Using creative visual art for that purpose is more badass, especially when you call the project Beyond Curie:Badass Women in Science. Meghan Werft’s article on the project at Global Citizen has more images and provides a link to purchase the posters at the project’s Kickstarter page.
Being a woman of color using creative art to shine a light on underappreciated women in science, including many women of color, is seriously badass. Therefore, Amanda Phingbodhipakkiya is hereby my current favorite Serious Badass (a hotly contested position).
Phingbodhipakkiya has been interested in women in science her whole life, as you can tell from the above collage featuring the artist’s own fourth-grade book report about Rita Levi-Montalcini, who shared the 1986 Nobel Prize in Medicine with Stanley Cohen. They won the Nobel for their discoveries of a substance which causes vigorous nervous system growth in chicken embryos. Their work “has provided a deeper understanding of medical problems like deformities, senile dementia, delayed wound healing, and tumor diseases.”

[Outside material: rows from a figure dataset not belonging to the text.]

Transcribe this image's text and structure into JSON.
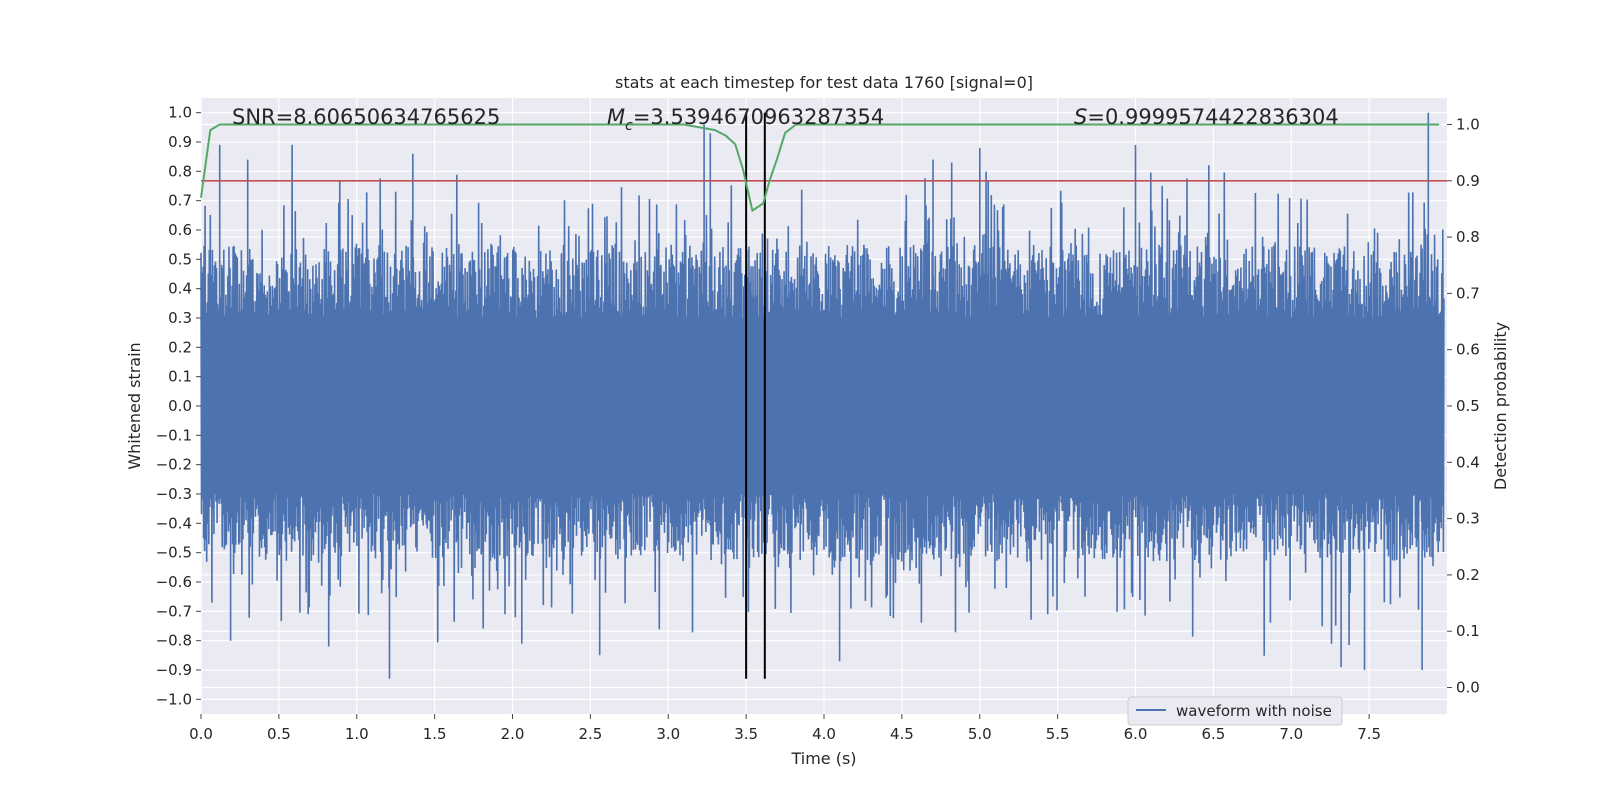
{
  "chart_data": {
    "type": "line",
    "title": "stats at each timestep for test data 1760 [signal=0]",
    "xlabel": "Time (s)",
    "ylabel": "Whitened strain",
    "y2label": "Detection probability",
    "xlim": [
      0.0,
      8.0
    ],
    "ylim": [
      -1.05,
      1.05
    ],
    "y2lim": [
      -0.047,
      1.047
    ],
    "xticks": [
      "0.0",
      "0.5",
      "1.0",
      "1.5",
      "2.0",
      "2.5",
      "3.0",
      "3.5",
      "4.0",
      "4.5",
      "5.0",
      "5.5",
      "6.0",
      "6.5",
      "7.0",
      "7.5"
    ],
    "xtick_values": [
      0.0,
      0.5,
      1.0,
      1.5,
      2.0,
      2.5,
      3.0,
      3.5,
      4.0,
      4.5,
      5.0,
      5.5,
      6.0,
      6.5,
      7.0,
      7.5
    ],
    "yticks": [
      "1.0",
      "0.9",
      "0.8",
      "0.7",
      "0.6",
      "0.5",
      "0.4",
      "0.3",
      "0.2",
      "0.1",
      "0.0",
      "−0.1",
      "−0.2",
      "−0.3",
      "−0.4",
      "−0.5",
      "−0.6",
      "−0.7",
      "−0.8",
      "−0.9",
      "−1.0"
    ],
    "ytick_values": [
      1.0,
      0.9,
      0.8,
      0.7,
      0.6,
      0.5,
      0.4,
      0.3,
      0.2,
      0.1,
      0.0,
      -0.1,
      -0.2,
      -0.3,
      -0.4,
      -0.5,
      -0.6,
      -0.7,
      -0.8,
      -0.9,
      -1.0
    ],
    "y2ticks": [
      "1.0",
      "0.9",
      "0.8",
      "0.7",
      "0.6",
      "0.5",
      "0.4",
      "0.3",
      "0.2",
      "0.1",
      "0.0"
    ],
    "y2tick_values": [
      1.0,
      0.9,
      0.8,
      0.7,
      0.6,
      0.5,
      0.4,
      0.3,
      0.2,
      0.1,
      0.0
    ],
    "annotations": {
      "snr": "SNR=8.60650634765625",
      "mc_symbol": "M",
      "mc_sub": "c",
      "mc_value": "=3.5394670963287354",
      "s_symbol": "S",
      "s_value": "=0.9999574422836304"
    },
    "threshold": {
      "value": 0.9,
      "axis": "y2",
      "color": "#c44e52"
    },
    "detection_window": {
      "start": 3.5,
      "end": 3.62,
      "color": "#000000"
    },
    "series": [
      {
        "name": "waveform with noise",
        "axis": "y",
        "color": "#4c72b0",
        "style": "dense noise, duration 8.0 s",
        "envelope_range": [
          -0.93,
          1.0
        ],
        "notable_peaks": [
          {
            "t": 0.12,
            "v": 0.89
          },
          {
            "t": 0.3,
            "v": 0.84
          },
          {
            "t": 1.36,
            "v": 0.86
          },
          {
            "t": 3.23,
            "v": 0.96
          },
          {
            "t": 3.27,
            "v": 0.93
          },
          {
            "t": 4.7,
            "v": 0.84
          },
          {
            "t": 4.82,
            "v": 0.83
          },
          {
            "t": 5.0,
            "v": 0.88
          },
          {
            "t": 6.0,
            "v": 0.89
          },
          {
            "t": 7.88,
            "v": 1.0
          }
        ],
        "notable_troughs": [
          {
            "t": 0.19,
            "v": -0.8
          },
          {
            "t": 0.82,
            "v": -0.82
          },
          {
            "t": 1.21,
            "v": -0.93
          },
          {
            "t": 2.06,
            "v": -0.81
          },
          {
            "t": 2.56,
            "v": -0.85
          },
          {
            "t": 4.1,
            "v": -0.87
          },
          {
            "t": 7.32,
            "v": -0.89
          },
          {
            "t": 7.47,
            "v": -0.9
          },
          {
            "t": 7.84,
            "v": -0.9
          }
        ]
      },
      {
        "name": "detection probability",
        "axis": "y2",
        "color": "#55a868",
        "x": [
          0.0,
          0.06,
          0.12,
          3.1,
          3.3,
          3.37,
          3.43,
          3.48,
          3.54,
          3.61,
          3.65,
          3.7,
          3.75,
          3.82,
          7.95
        ],
        "values": [
          0.87,
          0.99,
          1.0,
          1.0,
          0.99,
          0.98,
          0.965,
          0.92,
          0.847,
          0.86,
          0.9,
          0.94,
          0.985,
          1.0,
          1.0
        ]
      }
    ],
    "legend": {
      "position": "lower-right",
      "entries": [
        "waveform with noise"
      ]
    }
  }
}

Phingbodhipakkiya’s 32 honorees are all over the map. Mae Jemison, pictured above, was the first African-American woman astronaut, in 1992. She is also a physician, and currently heads a joint government/private entity whose goal is to put together a 100-year business plan to fund interstellar travel. My science-fiction reader’s heart beats faster just thinking about this.
Phingbodhipakkiya is still creating posters. If you ever doubted for a moment that women from all over the world are advancing the cause of the STEM (Science, Technology, Engineering and Mathematics) subjects — or if you know anyone who does doubt — this project will help.
Oh, and that Kickstarter? Phingbodhipakkiya has gotten $21,000+ of her $1000 goal so far.